Fungsi Benchmarking dalam Berbisnis

7 months ago | Johan Budi
article-sobat-pajak

Indonesia - Benchmarking menjadi istilah yag umum digunakan dalam dunia bisnis dalam hal membandingkan sesuatu. Kata benchmark ini berasal dari bahasa Inggris

Secara umum, benchmarking adalah diartikan sebagai suatu standar yang dimanfaatkan sebagai pembanding antara satu hal dengan lainnya yang sejenis.

Dalam ilmu manajemen, benchmarking adalah upaya mengukur kebijakan perusahaan, meliputi produk, program, strategi, dan hal lain dengan cara membandingkannya dengan kompetitor perusahaan tersebut. Hal tersebut dilakukan supaya mendapat informasi seputar apa saja yang perlu diperbaiki guna meningkatkan performa perusahaan.

Melihat penjelasan tersebut, maka benchmarking adalah salah satu cara yang bagus dalam menilai performa layanan, produk, atau proses suatu perusahaan agar ke depannya bisa menjadi lebih baik lagi.

Fungsi Benchmarking untuk Bisnis

Berikut beberapa fungsi benchmarking dalam bisnis:

  1. Menetapkan Tujuan Bisnis yang Jelas

Untuk menentukan tjuan bisnis bisa melalui benchmarking.

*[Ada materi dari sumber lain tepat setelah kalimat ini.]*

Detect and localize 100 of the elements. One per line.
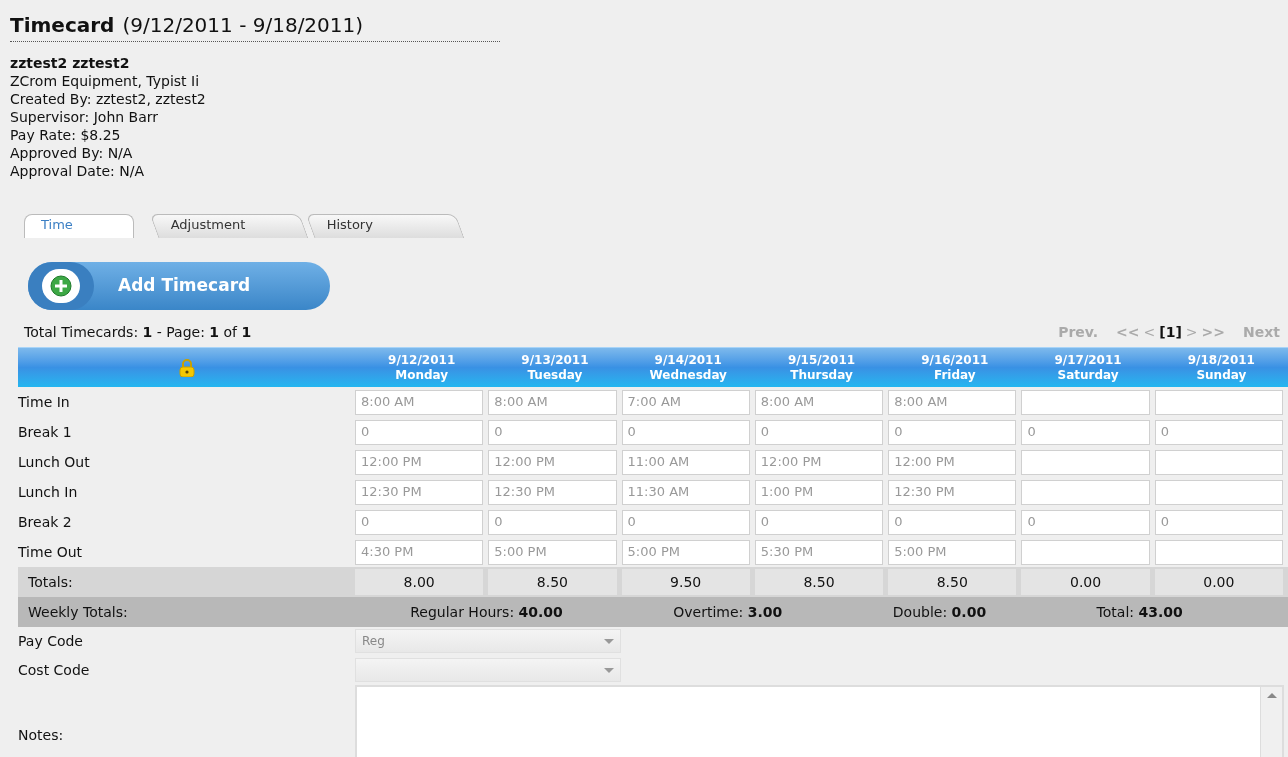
- time-field[interactable]: 5:00 PM: [621, 539, 750, 565]
- pager-link[interactable]: [1]: [1159, 322, 1182, 343]
- time-field[interactable]: 11:30 AM: [621, 479, 750, 505]
- time-field[interactable]: 8:00 AM: [488, 389, 617, 415]
- time-field[interactable]: [1154, 539, 1283, 565]
- total-cell: 8.50: [888, 569, 1017, 595]
- time-field[interactable]: 5:00 PM: [488, 539, 617, 565]
- column-day: Sunday: [1196, 367, 1247, 383]
- column-day: Wednesday: [649, 367, 727, 383]
- weekly-total: Total: 43.00: [1096, 602, 1183, 622]
- time-field[interactable]: 11:00 AM: [621, 449, 750, 475]
- employee-detail: Supervisor: John Barr: [10, 108, 160, 126]
- time-field[interactable]: 7:00 AM: [621, 389, 750, 415]
- time-field[interactable]: [1021, 539, 1150, 565]
- employee-detail: Approval Date: N/A: [10, 162, 145, 180]
- time-field[interactable]: 0: [621, 419, 750, 445]
- employee-detail: Created By: zztest2, zztest2: [10, 90, 207, 108]
- tab[interactable]: Adjustment: [149, 214, 309, 238]
- row-label: Lunch Out: [18, 452, 91, 472]
- pager-link[interactable]: Next: [1243, 322, 1280, 343]
- weekly-total: Regular Hours: 40.00: [410, 602, 563, 622]
- time-field[interactable]: 12:00 PM: [754, 449, 884, 475]
- employee-detail: Approved By: N/A: [10, 144, 134, 162]
- pager-link[interactable]: Prev.: [1058, 322, 1099, 343]
- time-field[interactable]: [1154, 389, 1283, 415]
- weekly-total: Double: 0.00: [892, 602, 987, 622]
- time-field[interactable]: 12:00 PM: [888, 449, 1017, 475]
- scroll-up-icon[interactable]: [1266, 693, 1277, 698]
- time-field[interactable]: [1021, 479, 1150, 505]
- column-date: 9/15/2011: [787, 352, 856, 368]
- time-field[interactable]: [1154, 449, 1283, 475]
- time-field[interactable]: 12:30 PM: [888, 479, 1017, 505]
- dropdown-caret-icon: [604, 667, 614, 673]
- date-range: (9/12/2011 - 9/18/2011): [122, 12, 364, 39]
- time-field[interactable]: 0: [355, 509, 484, 535]
- notes-label: Notes:: [18, 726, 65, 745]
- dropdown-caret-icon: [604, 638, 614, 644]
- time-field[interactable]: 0: [1021, 419, 1150, 445]
- row-label: Break 2: [18, 512, 73, 532]
- pager-link[interactable]: >>: [1201, 322, 1226, 343]
- pay-code-select[interactable]: Reg: [355, 629, 621, 653]
- pay-code-label: Pay Code: [18, 631, 84, 651]
- time-field[interactable]: 0: [754, 509, 884, 535]
- column-day: Thursday: [790, 367, 853, 383]
- time-field[interactable]: 1:00 PM: [754, 479, 884, 505]
- plus-icon: [50, 275, 72, 297]
- total-cell: 9.50: [621, 569, 750, 595]
- time-field[interactable]: 4:30 PM: [355, 539, 484, 565]
- time-field[interactable]: 12:30 PM: [355, 479, 484, 505]
- time-field[interactable]: [1021, 449, 1150, 475]
- time-field[interactable]: 12:00 PM: [488, 449, 617, 475]
- column-day: Monday: [395, 367, 449, 383]
- time-field[interactable]: 5:00 PM: [888, 539, 1017, 565]
- time-field[interactable]: 8:00 AM: [355, 389, 484, 415]
- time-field[interactable]: 0: [488, 419, 617, 445]
- time-field[interactable]: 0: [621, 509, 750, 535]
- time-field[interactable]: 8:00 AM: [888, 389, 1017, 415]
- pager-link[interactable]: >: [1185, 322, 1198, 343]
- weekly-total: Overtime: 3.00: [673, 602, 783, 622]
- total-cell: 0.00: [1154, 569, 1283, 595]
- notes-field[interactable]: [355, 685, 1284, 757]
- time-field[interactable]: 0: [754, 419, 884, 445]
- total-cell: 8.50: [754, 569, 884, 595]
- total-cell: 8.50: [488, 569, 617, 595]
- time-field[interactable]: 0: [1154, 509, 1283, 535]
- column-date: 9/13/2011: [521, 352, 589, 368]
- totals-label: Totals:: [27, 572, 74, 592]
- column-date: 9/16/2011: [921, 352, 989, 368]
- employee-detail: Pay Rate: $8.25: [10, 126, 122, 144]
- cost-code-label: Cost Code: [18, 660, 91, 680]
- pager-link[interactable]: <: [1143, 322, 1156, 343]
- time-field[interactable]: 0: [488, 509, 617, 535]
- column-date: 9/12/2011: [388, 352, 456, 368]
- time-field[interactable]: [1154, 479, 1283, 505]
- total-cell: 0.00: [1021, 569, 1150, 595]
- add-timecard-button[interactable]: Add Timecard: [28, 262, 330, 310]
- time-field[interactable]: 0: [355, 419, 484, 445]
- time-field[interactable]: 5:30 PM: [754, 539, 884, 565]
- weekly-totals-label: Weekly Totals:: [27, 602, 129, 622]
- row-label: Break 1: [18, 422, 73, 442]
- time-field[interactable]: 0: [1154, 419, 1283, 445]
- pager-link[interactable]: <<: [1116, 322, 1140, 343]
- time-field[interactable]: 0: [888, 509, 1017, 535]
- column-date: 9/18/2011: [1187, 352, 1255, 368]
- time-field[interactable]: 0: [888, 419, 1017, 445]
- total-cell: 8.00: [355, 569, 484, 595]
- column-day: Friday: [933, 367, 976, 383]
- row-label: Time Out: [18, 542, 84, 562]
- time-field[interactable]: 12:00 PM: [355, 449, 484, 475]
- column-date: 9/14/2011: [654, 352, 722, 368]
- time-field[interactable]: [1021, 389, 1150, 415]
- row-label: Lunch In: [18, 482, 79, 502]
- row-label: Time In: [18, 392, 71, 412]
- time-field[interactable]: 12:30 PM: [488, 479, 617, 505]
- cost-code-select[interactable]: [355, 658, 621, 682]
- employee-detail: ZCrom Equipment, Typist Ii: [10, 72, 201, 90]
- time-field[interactable]: 0: [1021, 509, 1150, 535]
- tab[interactable]: Time: [24, 214, 134, 238]
- column-day: Saturday: [1057, 367, 1119, 383]
- time-field[interactable]: 8:00 AM: [754, 389, 884, 415]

Dengan memahami bagaimana kompetisi berhasil dengan produknya akan memberi wawasan penting yang memungkinkan membuat tujuan terukur menuju kesuksesan, mengembangkan strategi inovatif untuk memberi dampak, dan memantau kemajuan perusahaan dari waktu ke waktu.

  1. Membantu Meningkatkan Penjualan

benchmarking menjadi salah satu cara untuk menyusun strategi bisnis. Strategi bisnis yang tepat dapat meningkatkan penjualan secara efektif dan signifikan. Melakukan benchmarking akan membantu memahami bagaimana kinerja dan performa perusahaan sendiri dengan kompetitor. Dengan ini, pengusaha dapat menganalisis bagaimana performa penjualan kompetitor dan bagaimana cara meningkatkannya.

  1. Memotivasi Karyawan

Membandingan kinerja karyawan dengan karyawan lain yang berasal dari perusahaan sejenis dalam bisnis juga memberikan peluang besar untuk meremajakan karyawan dan meningkatkan motivasi dan kontribusi mereka secara keseluruhan kepada organisasi. Tolak ukur dalam meningkatkan motivasi karyawan adalah tes tolok ukur yang mengevaluasi tingkat kompetisi masing-masing departemen. Kemudian membandingkan hasilnya dengan departemen dalam organisasi perusahaan sendiri atau perusahaan lain.

Selain itu, perusahaan juga harus menerapkan program pengakuan atau penghargaan untuk memastikan karyawan diakui atas upaya mereka dan tetap termotivasi.

  1. Meningkatkan Kualitas Produk

Pengusaha dapat menuggunakan benchmarking untuk mengukur bagaimana kualitas produk sendiri dengan kompetitor. Misalnya menganalisis bagaimana apa yang berbeda dengan produk kompetitor dan bagaimana cara mengunggulinya.

  1. Membantu Menemukan Inovasi

Benchmarking dapat membantu perusahaan memberikan peluang untuk menemukan inovasi baru. Dengan Melakukan tolok ukur, memungkinkan perusahaan mengidentifikasi apa yang perlu ditingkatkan agar perusahaan setara dengan pertumbuhan dan kesuksesan organisasi lain dalam industri yang sejenis.